Cloud Food

Sometimes you just can’t beat a simple British classic. And sometimes, when the weather is truly British and you feel as if you dwell not under but inside a stubborn grey cloud, the only food which really warms and soothes is cloud food. The sort of food which you imagine clouds are made of-food like a goose-down pillow. Creamy mashed potatos, bread sauce, roast chicken, apple crumble, clotted cream, buttery cheesey pasta, cauliflower cheese, freshly baked scones crumbling hot in the mouth and crumpets dripping with half melted butter. And so on a particular miserable sunday I comemmorated the cloudy sky with a feast of all things great, hearty and homely. A cloud-menu for two:

Roast Chicken, Bread Sauce and Trimmings

For the Chicken

1 chicken  (soul now happily in the clouds)

2 onions

1 carrot

1 stick celery

1 bulb garlic

sprig thyme and sage

1 lemon

Chicken stock and white wine

butter, salt, pepper.

 At about 1.15 pm roughly chop onion, celery and carrot, place with knob of butter and sprigs of herbs in pile at bottom of roasting tray Add to this 5/6 bashed garlic cloves (this shall  be the flavour throne on which your chuck shall nobly sit) Cover chicken in butter and salt and pepper,put half onion and half lemon up his bum, then sit him upside down on top of veggies. This ensures a moist breast (what a combination of words that was)-you’ll turn him later to get the breast skin crispy and golden. Pop him in the oven at 180.

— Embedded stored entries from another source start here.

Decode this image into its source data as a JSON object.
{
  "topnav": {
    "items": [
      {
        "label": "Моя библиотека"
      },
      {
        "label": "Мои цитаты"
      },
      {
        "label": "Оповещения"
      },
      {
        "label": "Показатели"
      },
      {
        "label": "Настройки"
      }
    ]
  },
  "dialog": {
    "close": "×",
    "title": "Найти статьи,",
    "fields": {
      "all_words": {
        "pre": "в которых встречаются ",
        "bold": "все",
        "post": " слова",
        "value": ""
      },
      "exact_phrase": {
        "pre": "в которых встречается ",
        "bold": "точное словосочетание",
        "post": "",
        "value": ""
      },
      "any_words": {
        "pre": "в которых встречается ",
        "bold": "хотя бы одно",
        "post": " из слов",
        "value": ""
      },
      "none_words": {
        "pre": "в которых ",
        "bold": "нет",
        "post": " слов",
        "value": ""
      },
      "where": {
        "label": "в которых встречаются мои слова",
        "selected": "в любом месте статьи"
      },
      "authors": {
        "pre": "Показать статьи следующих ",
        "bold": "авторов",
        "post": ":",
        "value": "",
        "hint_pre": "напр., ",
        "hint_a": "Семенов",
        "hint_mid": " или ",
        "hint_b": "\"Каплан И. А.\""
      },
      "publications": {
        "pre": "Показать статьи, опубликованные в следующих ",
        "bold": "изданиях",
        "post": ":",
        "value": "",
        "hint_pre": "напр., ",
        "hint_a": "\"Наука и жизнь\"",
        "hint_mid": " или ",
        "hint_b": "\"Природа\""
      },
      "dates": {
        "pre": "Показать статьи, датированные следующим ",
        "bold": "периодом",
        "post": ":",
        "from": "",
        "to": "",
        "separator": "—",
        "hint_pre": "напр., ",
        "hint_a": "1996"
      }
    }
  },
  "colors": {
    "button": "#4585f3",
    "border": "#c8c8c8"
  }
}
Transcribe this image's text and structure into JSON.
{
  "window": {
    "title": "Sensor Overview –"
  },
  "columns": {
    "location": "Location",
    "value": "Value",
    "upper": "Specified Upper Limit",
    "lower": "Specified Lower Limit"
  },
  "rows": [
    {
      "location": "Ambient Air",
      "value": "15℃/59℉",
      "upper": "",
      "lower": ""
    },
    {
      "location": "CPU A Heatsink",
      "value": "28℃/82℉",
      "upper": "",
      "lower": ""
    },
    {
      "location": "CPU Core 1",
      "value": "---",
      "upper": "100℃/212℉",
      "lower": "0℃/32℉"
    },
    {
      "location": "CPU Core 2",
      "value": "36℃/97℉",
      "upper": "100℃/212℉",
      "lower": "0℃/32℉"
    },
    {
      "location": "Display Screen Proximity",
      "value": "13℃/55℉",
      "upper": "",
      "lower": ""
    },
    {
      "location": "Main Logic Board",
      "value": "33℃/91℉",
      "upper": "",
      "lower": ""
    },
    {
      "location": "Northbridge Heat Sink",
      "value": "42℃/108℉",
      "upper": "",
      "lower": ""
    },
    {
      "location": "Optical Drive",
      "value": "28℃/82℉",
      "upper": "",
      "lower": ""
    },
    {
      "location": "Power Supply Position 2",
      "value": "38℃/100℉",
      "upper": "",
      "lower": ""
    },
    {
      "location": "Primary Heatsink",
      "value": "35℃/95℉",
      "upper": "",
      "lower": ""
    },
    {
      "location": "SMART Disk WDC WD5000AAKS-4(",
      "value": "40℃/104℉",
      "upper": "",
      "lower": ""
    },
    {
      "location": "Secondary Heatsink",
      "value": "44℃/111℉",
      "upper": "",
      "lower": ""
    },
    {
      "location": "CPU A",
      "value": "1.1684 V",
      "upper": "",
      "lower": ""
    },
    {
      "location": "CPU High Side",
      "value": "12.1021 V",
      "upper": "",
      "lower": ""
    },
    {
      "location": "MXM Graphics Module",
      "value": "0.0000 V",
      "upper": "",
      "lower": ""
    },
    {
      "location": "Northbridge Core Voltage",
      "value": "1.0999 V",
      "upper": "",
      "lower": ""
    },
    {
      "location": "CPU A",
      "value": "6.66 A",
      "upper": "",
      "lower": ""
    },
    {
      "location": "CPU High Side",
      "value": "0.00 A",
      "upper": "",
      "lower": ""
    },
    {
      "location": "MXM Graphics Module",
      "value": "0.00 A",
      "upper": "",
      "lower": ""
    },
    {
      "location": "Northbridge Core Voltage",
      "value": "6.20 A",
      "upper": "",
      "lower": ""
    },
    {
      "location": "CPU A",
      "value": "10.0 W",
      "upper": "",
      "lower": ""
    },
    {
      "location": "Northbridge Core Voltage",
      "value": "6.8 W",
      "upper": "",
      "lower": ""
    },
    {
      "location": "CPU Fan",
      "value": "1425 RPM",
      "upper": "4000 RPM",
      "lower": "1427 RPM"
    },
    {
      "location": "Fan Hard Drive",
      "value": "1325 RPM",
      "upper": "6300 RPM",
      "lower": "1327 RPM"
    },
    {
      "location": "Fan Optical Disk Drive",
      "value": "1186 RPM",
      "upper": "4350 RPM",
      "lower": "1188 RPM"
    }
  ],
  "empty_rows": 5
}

Now peel 4/5 potatoes and 3 parsnips, then cut chunks and batons respectively. Boil in salted water for about 10 mins till slightly soft but not cooked all the way through. Strain and shake in the pan to fluff up the edges-this ensures crispiness. Heat 1/2 pot of goose fat with a glug of light olive oil in a roasting  tray in the oven for about 5 mins-till smokin’. Add pots and parsnips into this-they should sizzle and spit. Put these in the oven under the chicken. These should be in by about 1.30 if you’re keen. That’s the hard bit over.

Now melt a knob of butter in a pan, add a white onion chopped in half and studded with about 5 cloves. Add to this a generous grating of nutmeg and a bay leaf. Pour in about a pint of whole milk and let the whole thing infuse for a while on a low heat (20 mins or so). Sit down and have a large sherry. To this oniony clovey milk add just under 1/2 loaf fluffy white bread- crusts removed, and stir it all in until it’s dissolved. If too thick add more milk-the bread absorbs lots.

Check potatoes and turn over in the fat to brown evenly.

For the veggies do as you see fit- i did braised sprouts with some wilted spinach which was good (and quick) but anything works.

At about 2.10 turn your chicken the right way up.

At about 2.25 take chicken out and skewer his thigh-if the juices coming out are clear he’s cooked-if pink he’s not. Put him on a board and cover with foil. Put roasting tray with the yummy veg on the hob and add a tablespoon of plain flour. Stir around and fry for a couple of minutes. Add the stock (if you have it-if you dont use a bit of the water from your boiled veg) and a healthy glug of white wine and leave to bubble away for a few minutes. If you want to strain it or pick the vegetables out you can do, i scoop them out and serve them later. 

Now take potatoes out, carve chicken and serve all with lots of bread sauce. 


Apple Crumble and Clotted Cream

I never use the same crumble recipe twice-in fact i usually make it up as i go-but this one was especially good. Normally the sign of a good crumble for me is when the fruit pokes up through the rubble of the crumble in a jammy caramelised edge. This is the stuff of dreams. Here’s (roughly) how to achieve it.

3 bramleys

2 coxes/mushy eating apples

large knob butter

freshly grated nutmeg and shake of cinnamon

slosh brandy and splash of water

Fry apples (peeled, cored and sliced) in large heavy frying pan with butter, squeeze of lemon and handful of caster sugar. Test for sweetness-add more sugar if necessary-but retain some tartness. Slosh in brandy and water and cook until some of the apple is broken down fully-and it’s formed a sort of sauce-there’s nowt worse than dry crumble.

Put this in the bottom of a pie dish.

Now pour 50g ground almonds and about 200g plain flour into bowl. Rub in with your finger about 180g butter, leaving some bits a little bigger. Rustic is best. Stir in 100g caster sugar and 50g demerara. Try the raw mix and check it tastes good. Sprinkle over cooled apple and then put in the oven at 180 for about 50 mins-until golden and bubbling. Serve with clotted cream.